Pada tanggal 28 November 1598, dua tahun setelah meninggalnya Sultan Maulana Muhammad di Banten, datanglah rombongan van Neck ditemani oleh wakil laksamana Wybrand van Warwijck dan Jacob van Heemskerk. Kedatangan para pedagang Belanda kali ini disambut baik oleh kesultanan Banten, tidak seperti pendahulunya yakni Cornelis de Houtman yang tercatat sempat berbuat tidak baik di Banten dengan menggerebek kapal-kapal pembawa rempah dari Sumatra dan Kalimantan yang datang ke Banten,[1] walaupun sebenarnya sikap Cornelis de Houtman dilatar belakangi kejadian buruk yang menimpanya ketika dia mencapai Banten pada tahun 1596, ketika dia berusaha membeli rempah, pihak Portugis membujuk orang Banten agar memberi harga yang sangat tinggi hingga tidak masuk diakal kepada rombongan de Houtman, bahkan rombongan ini pun tidak diberikan akses untuk memenuhi kebutuhan air bersih, akhirnya rombongan de Houtman pergi ke Sumatra untuk mendapatkan logistik dan lebih banyak rempah namun rombongannya ditangkap dan kemudian dibebaskan setelah tebusan dibayar,[1] kejadian itu membuat de Houtman jengkel hingga melakukan penggerebekan kepada kapal-kapal pembawa rempah yang menuju Banten.[2]
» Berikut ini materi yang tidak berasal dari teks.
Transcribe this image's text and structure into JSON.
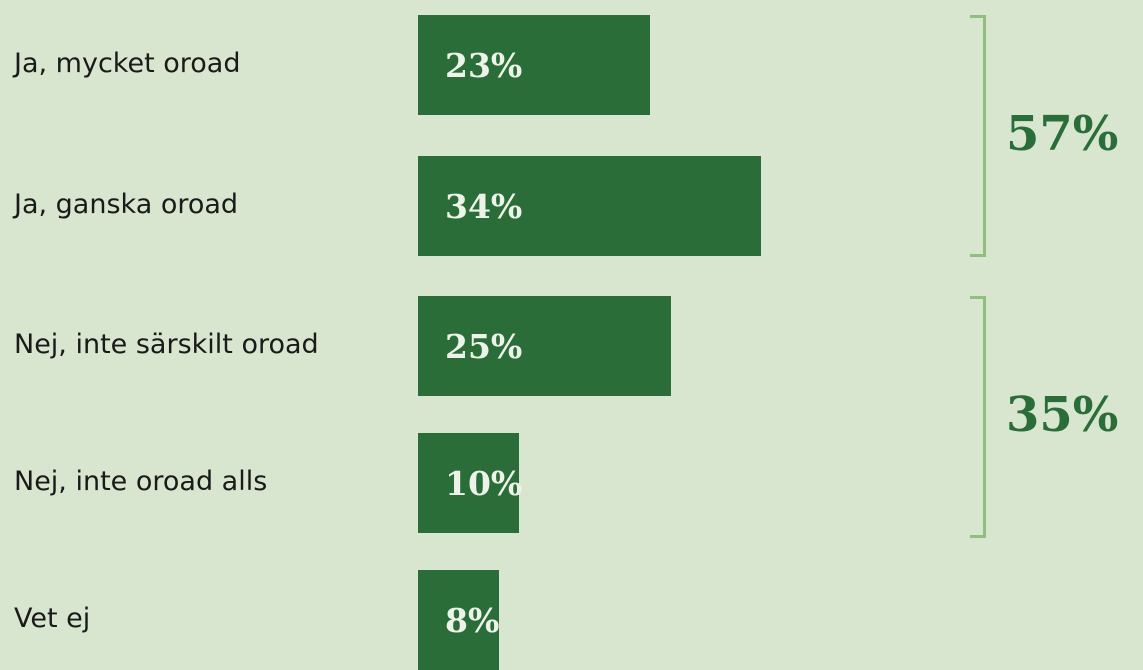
{
  "chart_data": {
    "type": "bar",
    "orientation": "horizontal",
    "categories": [
      "Ja, mycket oroad",
      "Ja, ganska oroad",
      "Nej, inte särskilt oroad",
      "Nej, inte oroad alls",
      "Vet ej"
    ],
    "values": [
      23,
      34,
      25,
      10,
      8
    ],
    "value_labels": [
      "23%",
      "34%",
      "25%",
      "10%",
      "8%"
    ],
    "xlim": [
      0,
      40
    ],
    "groups": [
      {
        "label": "57%",
        "value": 57,
        "categories": [
          0,
          1
        ]
      },
      {
        "label": "35%",
        "value": 35,
        "categories": [
          2,
          3
        ]
      }
    ],
    "title": "",
    "xlabel": "",
    "ylabel": "",
    "grid": false,
    "legend": "none",
    "colors": {
      "background": "#d8e6cf",
      "bar": "#2b6d39",
      "bar_label": "#eef3ea",
      "bracket": "#8fc07f",
      "group_total": "#2b6d39",
      "category_label": "#1a1a1a"
    }
  }
}
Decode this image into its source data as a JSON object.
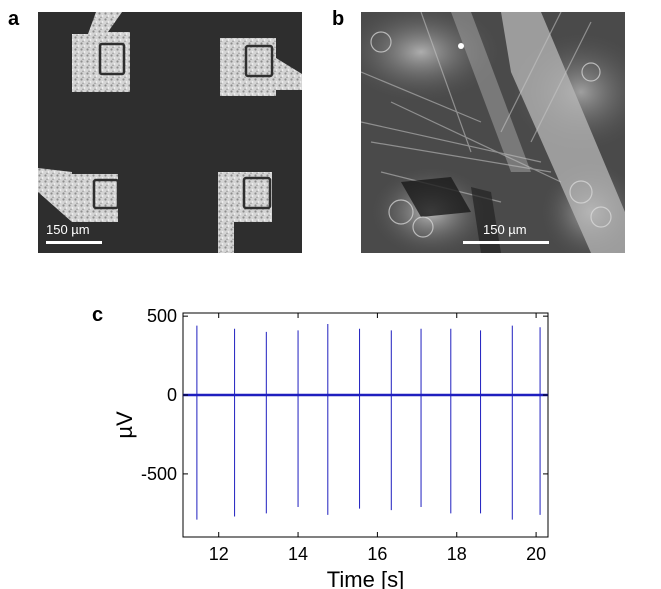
{
  "panels": {
    "a": {
      "label": "a",
      "scalebar": "150 µm"
    },
    "b": {
      "label": "b",
      "scalebar": "150 µm"
    },
    "c": {
      "label": "c"
    }
  },
  "colors": {
    "trace": "#1f1fbf",
    "micro_a_background": "#2b2b2b",
    "micro_a_electrode": "#d8d8d8",
    "micro_b_background": "#555555"
  },
  "chart_data": {
    "type": "line",
    "title": "",
    "xlabel": "Time [s]",
    "ylabel": "µV",
    "xlim": [
      11.1,
      20.3
    ],
    "ylim": [
      -900,
      520
    ],
    "xticks": [
      12,
      14,
      16,
      18,
      20
    ],
    "yticks": [
      500,
      0,
      -500
    ],
    "baseline": 0,
    "spikes": [
      {
        "t": 11.45,
        "max": 440,
        "min": -790
      },
      {
        "t": 12.4,
        "max": 420,
        "min": -770
      },
      {
        "t": 13.2,
        "max": 400,
        "min": -750
      },
      {
        "t": 14.0,
        "max": 410,
        "min": -710
      },
      {
        "t": 14.75,
        "max": 450,
        "min": -760
      },
      {
        "t": 15.55,
        "max": 420,
        "min": -720
      },
      {
        "t": 16.35,
        "max": 410,
        "min": -730
      },
      {
        "t": 17.1,
        "max": 420,
        "min": -710
      },
      {
        "t": 17.85,
        "max": 420,
        "min": -750
      },
      {
        "t": 18.6,
        "max": 410,
        "min": -750
      },
      {
        "t": 19.4,
        "max": 440,
        "min": -790
      },
      {
        "t": 20.1,
        "max": 430,
        "min": -760
      }
    ],
    "grid": false,
    "legend": "none"
  }
}
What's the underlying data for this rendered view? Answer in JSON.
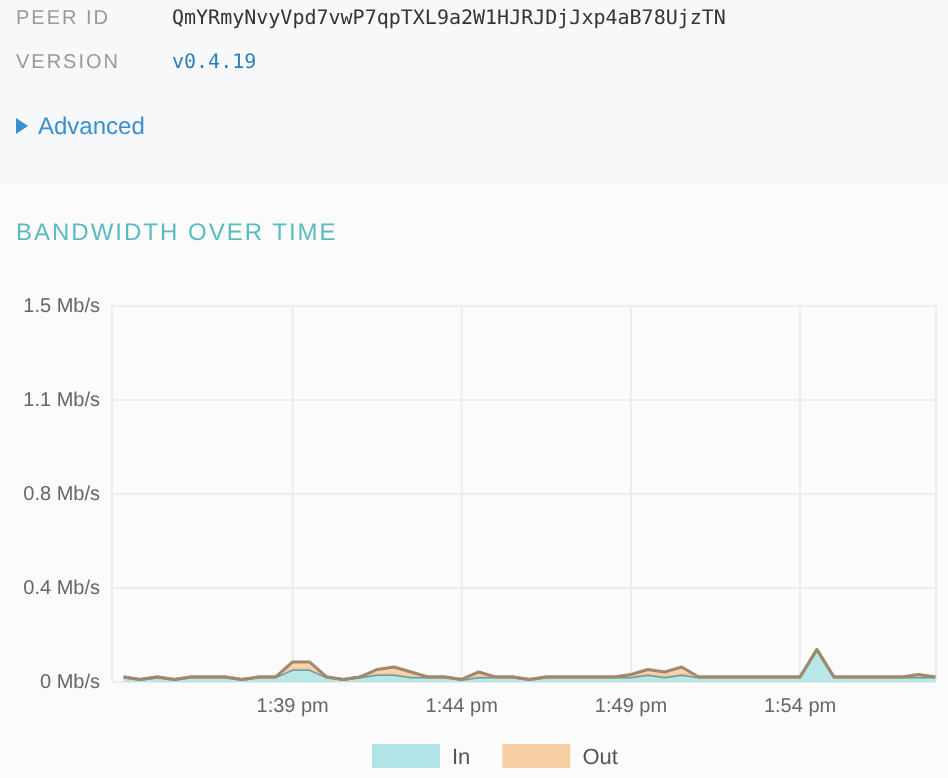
{
  "chart_data": {
    "type": "area",
    "title": "BANDWIDTH OVER TIME",
    "stacked": true,
    "annotations": [
      "PEER ID",
      "QmYRmyNvyVpd7vwP7qpTXL9a2W1HJRJDjJxp4aB78UjzTN",
      "VERSION",
      "v0.4.19",
      "Advanced"
    ],
    "x": [
      13.5667,
      13.575,
      13.5833,
      13.5917,
      13.6,
      13.6083,
      13.6167,
      13.625,
      13.6333,
      13.6417,
      13.65,
      13.6583,
      13.6667,
      13.675,
      13.6833,
      13.6917,
      13.7,
      13.7083,
      13.7167,
      13.725,
      13.7333,
      13.7417,
      13.75,
      13.7583,
      13.7667,
      13.775,
      13.7833,
      13.7917,
      13.8,
      13.8083,
      13.8167,
      13.825,
      13.8333,
      13.8417,
      13.85,
      13.8583,
      13.8667,
      13.875,
      13.8833,
      13.8917,
      13.9,
      13.9083,
      13.9167,
      13.925,
      13.9333,
      13.9417,
      13.95,
      13.9583,
      13.9667
    ],
    "series": [
      {
        "name": "In",
        "color": "#b0e4e6",
        "values": [
          0.02,
          0.01,
          0.02,
          0.01,
          0.02,
          0.02,
          0.02,
          0.01,
          0.02,
          0.02,
          0.05,
          0.05,
          0.02,
          0.01,
          0.02,
          0.03,
          0.03,
          0.02,
          0.02,
          0.02,
          0.01,
          0.02,
          0.02,
          0.02,
          0.01,
          0.02,
          0.02,
          0.02,
          0.02,
          0.02,
          0.02,
          0.03,
          0.02,
          0.03,
          0.02,
          0.02,
          0.02,
          0.02,
          0.02,
          0.02,
          0.02,
          0.13,
          0.02,
          0.02,
          0.02,
          0.02,
          0.02,
          0.02,
          0.02
        ]
      },
      {
        "name": "Out",
        "color": "#f7cfa5",
        "values": [
          0,
          0,
          0,
          0,
          0,
          0,
          0,
          0,
          0,
          0,
          0.03,
          0.03,
          0,
          0,
          0,
          0.02,
          0.03,
          0.02,
          0,
          0,
          0,
          0.02,
          0,
          0,
          0,
          0,
          0,
          0,
          0,
          0,
          0.01,
          0.02,
          0.02,
          0.03,
          0,
          0,
          0,
          0,
          0,
          0,
          0,
          0,
          0,
          0,
          0,
          0,
          0,
          0.01,
          0
        ]
      }
    ],
    "xlim": [
      13.561,
      13.967
    ],
    "xticks": [
      {
        "value": 13.65,
        "label": "1:39 pm"
      },
      {
        "value": 13.7333,
        "label": "1:44 pm"
      },
      {
        "value": 13.8167,
        "label": "1:49 pm"
      },
      {
        "value": 13.9,
        "label": "1:54 pm"
      }
    ],
    "ylim": [
      0,
      1.5
    ],
    "yticks": [
      {
        "value": 0,
        "label": "0 Mb/s"
      },
      {
        "value": 0.375,
        "label": "0.4 Mb/s"
      },
      {
        "value": 0.75,
        "label": "0.8 Mb/s"
      },
      {
        "value": 1.125,
        "label": "1.1 Mb/s"
      },
      {
        "value": 1.5,
        "label": "1.5 Mb/s"
      }
    ],
    "grid": true,
    "legend": "bottom"
  }
}
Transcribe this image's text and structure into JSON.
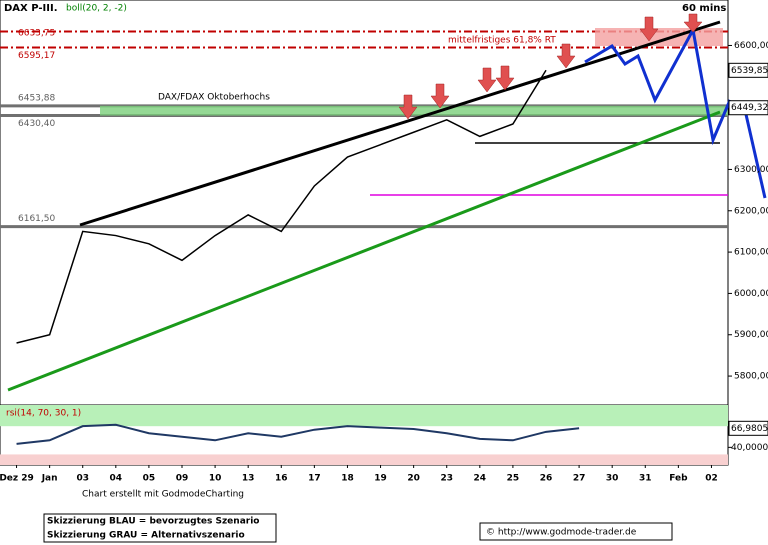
{
  "chart_data": {
    "type": "line",
    "title": "DAX P-III.",
    "indicator": "boll(20, 2, -2)",
    "timeframe": "60 mins",
    "categories": [
      "Dez 29",
      "Jan",
      "03",
      "04",
      "05",
      "09",
      "10",
      "13",
      "16",
      "17",
      "18",
      "19",
      "20",
      "23",
      "24",
      "25",
      "26",
      "27",
      "30",
      "31",
      "Feb",
      "02"
    ],
    "values": [
      5880,
      5900,
      6150,
      6140,
      6120,
      6080,
      6140,
      6190,
      6150,
      6260,
      6330,
      6360,
      6390,
      6420,
      6380,
      6410,
      6540,
      null,
      null,
      null,
      null,
      null
    ],
    "color": "#000000",
    "ylim": [
      5730,
      6710
    ],
    "yticks": [
      {
        "value": 5800,
        "label": "5800,00"
      },
      {
        "value": 5900,
        "label": "5900,00"
      },
      {
        "value": 6000,
        "label": "6000,00"
      },
      {
        "value": 6100,
        "label": "6100,00"
      },
      {
        "value": 6200,
        "label": "6200,00"
      },
      {
        "value": 6300,
        "label": "6300,00"
      },
      {
        "value": 6600,
        "label": "6600,00"
      }
    ],
    "price_markers": [
      {
        "value": 6539.85,
        "label": "6539,85"
      },
      {
        "value": 6449.32,
        "label": "6449,32"
      }
    ],
    "levels": [
      {
        "value": 6633.75,
        "label": "6633,75",
        "color": "#c00000"
      },
      {
        "value": 6595.17,
        "label": "6595,17",
        "color": "#c00000"
      },
      {
        "value": 6453.88,
        "label": "6453,88",
        "color": "#606060"
      },
      {
        "value": 6430.4,
        "label": "6430,40",
        "color": "#606060"
      },
      {
        "value": 6161.5,
        "label": "6161,50",
        "color": "#606060"
      }
    ],
    "annotations": [
      "mittelfristiges 61,8% RT",
      "DAX/FDAX Oktoberhochs"
    ],
    "rsi": {
      "title": "rsi(14, 70, 30, 1)",
      "values": [
        45,
        50,
        70,
        72,
        60,
        55,
        50,
        60,
        55,
        65,
        70,
        68,
        66,
        60,
        52,
        50,
        62,
        67,
        null,
        null,
        null,
        null
      ],
      "color": "#1f3864",
      "ylim": [
        15,
        100
      ],
      "yticks": [
        {
          "value": 66.9805,
          "label": "66,9805"
        },
        {
          "value": 40,
          "label": "40,0000"
        }
      ]
    },
    "footer": {
      "credit": "Chart erstellt mit GodmodeCharting",
      "legend": [
        "Skizzierung BLAU = bevorzugtes Szenario",
        "Skizzierung GRAU = Alternativszenario"
      ],
      "copyright": "© http://www.godmode-trader.de"
    }
  }
}
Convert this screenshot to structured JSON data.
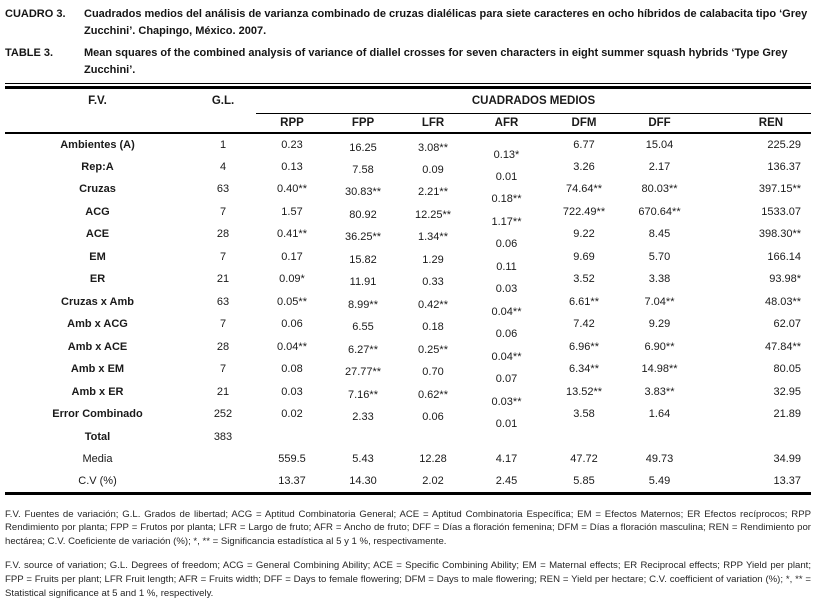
{
  "ink_color": "#1a1a1a",
  "captions": {
    "es": {
      "label": "CUADRO 3.",
      "text": "Cuadrados medios del análisis de varianza combinado de cruzas dialélicas para siete caracteres en ocho híbridos de calabacita tipo ‘Grey Zucchini’. Chapingo, México. 2007."
    },
    "en": {
      "label": "TABLE 3.",
      "text": "Mean squares of the combined analysis of variance of diallel crosses for seven characters in eight summer squash hybrids ‘Type Grey Zucchini’."
    }
  },
  "table": {
    "col_fv": "F.V.",
    "col_gl": "G.L.",
    "spanner": "CUADRADOS MEDIOS",
    "columns": [
      "RPP",
      "FPP",
      "LFR",
      "AFR",
      "DFM",
      "DFF",
      "REN"
    ],
    "rows": [
      {
        "fv": "Ambientes (A)",
        "gl": "1",
        "values": [
          "0.23",
          "16.25",
          "3.08**",
          "0.13*",
          "6.77",
          "15.04",
          "225.29"
        ]
      },
      {
        "fv": "Rep:A",
        "gl": "4",
        "values": [
          "0.13",
          "7.58",
          "0.09",
          "0.01",
          "3.26",
          "2.17",
          "136.37"
        ]
      },
      {
        "fv": "Cruzas",
        "gl": "63",
        "values": [
          "0.40**",
          "30.83**",
          "2.21**",
          "0.18**",
          "74.64**",
          "80.03**",
          "397.15**"
        ]
      },
      {
        "fv": "ACG",
        "gl": "7",
        "values": [
          "1.57",
          "80.92",
          "12.25**",
          "1.17**",
          "722.49**",
          "670.64**",
          "1533.07"
        ]
      },
      {
        "fv": "ACE",
        "gl": "28",
        "values": [
          "0.41**",
          "36.25**",
          "1.34**",
          "0.06",
          "9.22",
          "8.45",
          "398.30**"
        ]
      },
      {
        "fv": "EM",
        "gl": "7",
        "values": [
          "0.17",
          "15.82",
          "1.29",
          "0.11",
          "9.69",
          "5.70",
          "166.14"
        ]
      },
      {
        "fv": "ER",
        "gl": "21",
        "values": [
          "0.09*",
          "11.91",
          "0.33",
          "0.03",
          "3.52",
          "3.38",
          "93.98*"
        ]
      },
      {
        "fv": "Cruzas x Amb",
        "gl": "63",
        "values": [
          "0.05**",
          "8.99**",
          "0.42**",
          "0.04**",
          "6.61**",
          "7.04**",
          "48.03**"
        ]
      },
      {
        "fv": "Amb x ACG",
        "gl": "7",
        "values": [
          "0.06",
          "6.55",
          "0.18",
          "0.06",
          "7.42",
          "9.29",
          "62.07"
        ]
      },
      {
        "fv": "Amb x ACE",
        "gl": "28",
        "values": [
          "0.04**",
          "6.27**",
          "0.25**",
          "0.04**",
          "6.96**",
          "6.90**",
          "47.84**"
        ]
      },
      {
        "fv": "Amb x EM",
        "gl": "7",
        "values": [
          "0.08",
          "27.77**",
          "0.70",
          "0.07",
          "6.34**",
          "14.98**",
          "80.05"
        ]
      },
      {
        "fv": "Amb x ER",
        "gl": "21",
        "values": [
          "0.03",
          "7.16**",
          "0.62**",
          "0.03**",
          "13.52**",
          "3.83**",
          "32.95"
        ]
      },
      {
        "fv": "Error Combinado",
        "gl": "252",
        "values": [
          "0.02",
          "2.33",
          "0.06",
          "0.01",
          "3.58",
          "1.64",
          "21.89"
        ]
      },
      {
        "fv": "Total",
        "gl": "383",
        "values": [
          "",
          "",
          "",
          "",
          "",
          "",
          ""
        ]
      },
      {
        "fv": "Media",
        "gl": "",
        "values": [
          "559.5",
          "5.43",
          "12.28",
          "4.17",
          "47.72",
          "49.73",
          "34.99"
        ]
      },
      {
        "fv": "C.V (%)",
        "gl": "",
        "values": [
          "13.37",
          "14.30",
          "2.02",
          "2.45",
          "5.85",
          "5.49",
          "13.37"
        ]
      }
    ]
  },
  "footnotes": {
    "es": "F.V. Fuentes de variación; G.L. Grados de libertad; ACG = Aptitud Combinatoria General; ACE = Aptitud Combinatoria Específica; EM = Efectos Maternos; ER Efectos recíprocos; RPP Rendimiento por planta; FPP = Frutos por planta; LFR = Largo de fruto; AFR = Ancho de fruto; DFF = Días a floración femenina; DFM = Días a floración masculina; REN = Rendimiento por hectárea; C.V. Coeficiente de variación (%); *, ** = Significancia estadística al 5 y 1 %, respectivamente.",
    "en": "F.V. source of variation; G.L. Degrees of freedom; ACG = General Combining Ability; ACE = Specific Combining Ability; EM = Maternal effects; ER Reciprocal effects; RPP Yield per plant; FPP = Fruits per plant; LFR Fruit length; AFR = Fruits width; DFF = Days to female flowering; DFM = Days to male flowering; REN = Yield per hectare; C.V. coefficient of variation (%);  *, ** = Statistical significance at 5 and 1 %, respectively."
  }
}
Pembawaan van Neck dan rekan-rekannya dikatakan berbeda oleh masyarakat Banten, sikapnya yang mudah membawa diri membuatnya diizinkan untuk bertemu dengan Sultan Abul Mafakhir yang ketika itu masih berumur sekitar 2 tahun, Jacob Corneliszoon van Neck kemudian memberikan sebuah piala berkaki emas sebagai hadiah untuk sultan dan tanda persahabatan.[3]

Rujukan

sunting
  1. ^ a b c Masselman, George. 1963. The Cradle of Colonialism. New Haven: Yale University Press
  2. ^ Hamka (2020-04-24). Sejarah Umat Islam: Pra-Kenabian hingga Islam di Nusantara. Gema Insani. ISBN 978-602-250-714-7. 
  3. ^ M.Hum, Ikot Sholehat. PERDAGANGAN INTERNASIONAL KESULTANAN BANTEN AKHIR ABAD XVI-XVII. Uwais Inspirasi Indonesia. ISBN 978-623-227-199-9.